Esta es entonces la doctrina evangélica y apostólica, que enseña la encarnación del Verbo, nuestra adopción como hijos mediante la fe, revelándonos que Dios es Padre. Este “nuevo nacimiento” significa liberación de los vicios, purificación de los pecados, participación en la resurrección de Cristo: “Por lo tanto, nosotros hemos resucitado por obra de Dios junto con Cristo, mediante su muerte” (1, 13). ¿Pero por qué Cristo realiza todo esto? Porque “en Cristo se encuentra la plenitud de la divinidad” (ibid), lo cual significa que Dios no puede sino ser el Padre de nuestro Señor Jesucristo.

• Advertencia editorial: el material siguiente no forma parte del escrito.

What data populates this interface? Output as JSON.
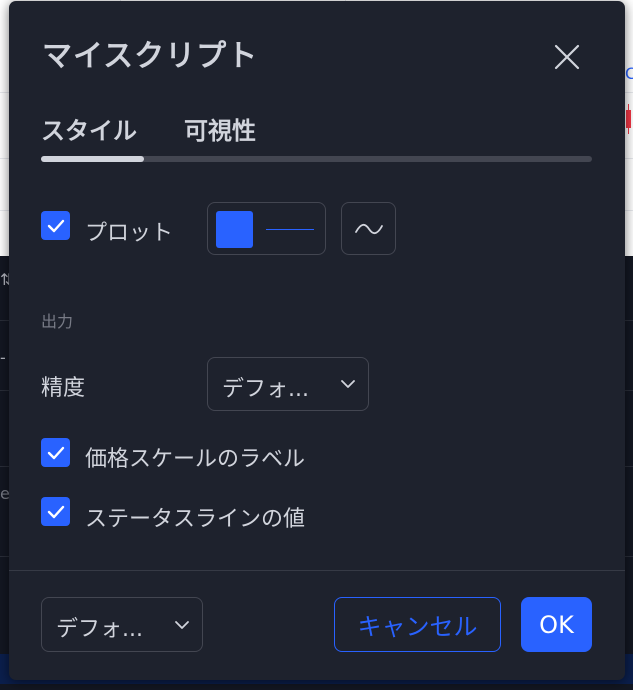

Esta es la verdadera fe en el único Dios, y no la del que niega al Hijo o lo identifica con el Padre (1, 23). Solo con esta fe Hilario encuentra la paz: “Mi espíritu por lo tanto se serenaba, alegre en sus esperanzas, en este reposo consciente de su propia seguridad, sin temer que interviniese la muerte, hasta el punto de considerarla un paso hacia la eternidad” (1, 14). En este punto cambia la perspectiva de la vida: “No sólo (mi espíritu) no consideraba molesta o penosa la vida en este cuerpo, sino que la comparaba con lo que son los estudios para los niños, la medicina para los enfermos, la natación para los náufragos”, en suma, una preparación “para el premio de la inmortalidad bienaventurada” (1, 14). Entonces Hilario decide no poseer estas cosas solamente para sí, sino anunciarlas también a los demás, asumiendo el ministerio sacerdotal, extendiendo de este modo su esfuerzo “hasta ocuparse de la salvación de todos” (ibid). He aquí un recorrido realmente digno del hombre.


(1) Ver HILARIO DE POITIERS, La Trinità, 2 volúmenes, edición a cargo de ANTONIO ORAZZO, Roma, Città Nuova, 2011.